Sierra Leoneans have also been working towards this direction and this is evident in the Macrogba village in the Yoni chiefdom, northern Sierra Leone, about 80 miles from the capital Freetown.
Investigations conducted by this press showed that the village has over the years been involved in the production of farm rice but there have been problems among them: lack of mechanized farming equipment. Macrogba is the headquarter village of at least 21 villages and is known for its potential in upland rice farming as well as groundnut farming.
Abdul Fullah is former engineer at the Bumbuna hydro project but resigned recently to concentrate on a farming project that could help his people. He now serves as managing director for “Feed My Lamb SL”. It is an agro-Christian farming group with the aim of reaching the provincial populace of Sierra Leone with the word of God for the provision of physical food and spiritual food respectively.
In an interview with Abdul Fullah, the director for the agro-Christian farming group at Macrogba village in the Yoni chiefdom over the weekend, he revealed that the Feed My Lamb SL “is embarking on both manual and mechanized farming [rice and groundnut], with the intension of expanding into cassava and gari production… manufacturing, rural pipe-borne water mini projects and food processing…” Fullah said.

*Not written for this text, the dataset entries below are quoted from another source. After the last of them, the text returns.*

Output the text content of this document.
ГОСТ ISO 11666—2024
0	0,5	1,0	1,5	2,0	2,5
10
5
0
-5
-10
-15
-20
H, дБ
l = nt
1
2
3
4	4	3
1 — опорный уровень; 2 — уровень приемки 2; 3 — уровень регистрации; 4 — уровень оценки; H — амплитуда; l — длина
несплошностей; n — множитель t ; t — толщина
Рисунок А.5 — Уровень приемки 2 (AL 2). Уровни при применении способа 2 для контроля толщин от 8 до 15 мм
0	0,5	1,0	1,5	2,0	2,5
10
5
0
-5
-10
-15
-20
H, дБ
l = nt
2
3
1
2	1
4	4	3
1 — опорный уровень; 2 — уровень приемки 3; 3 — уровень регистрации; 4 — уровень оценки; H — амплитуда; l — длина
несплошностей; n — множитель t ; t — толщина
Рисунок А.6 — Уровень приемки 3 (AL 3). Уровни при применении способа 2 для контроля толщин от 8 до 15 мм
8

He revealed that the group started on swamp farming with four bushels of rice and since then there had been gradual improvements in terms of crop yield.
At the moment, the group is having over 100 acres of land that is meant for the cultivation of rice and groundnut with future plans to expand on other areas. Farm work is current done manually with voluntary support from villagers.
From interviews conducted with workers on the various farms in Macrogba and another village called Matoneh, there is the urgent need for government’s intervention in the provision of tractors and fertilizers.
Ibrahim Kamara is the extension officer for “Feed My Lamb SL” in Matoneh village and according to him, “this community like other communities in the Yoni chiefdom has seriously thought of contributing to the food self sufficient call made by the current government, but we are faced with a lot of problems, among them the need for tractors and insecticides…” He further said they in the village were appealing to government, through the ministry of Agriculture and Food Security to help in that direction. Ali Bangura is the section chief in Macrogba village. Awoko met him in one of the farms in the village where he said they were facing problems in the village but the most seriously one had to do with the availability of food. “This has made us to be involved in farming so that we can augment government’s effort in providing food for the nation, however there is no fertilizer not to mention of tractors”, the section chief said. Meanwhile, the minister of Agriculture and Food Security, Dr Joseph Sam Sesay in a recent interview with Awoko, revealed that there were conditions to be met before a tractor could be given out by government and that these included the readiness by the farmers to run the operational cost of a tractor. Also, a tractor could only be given to a group or an area that has at least 400 acres of land.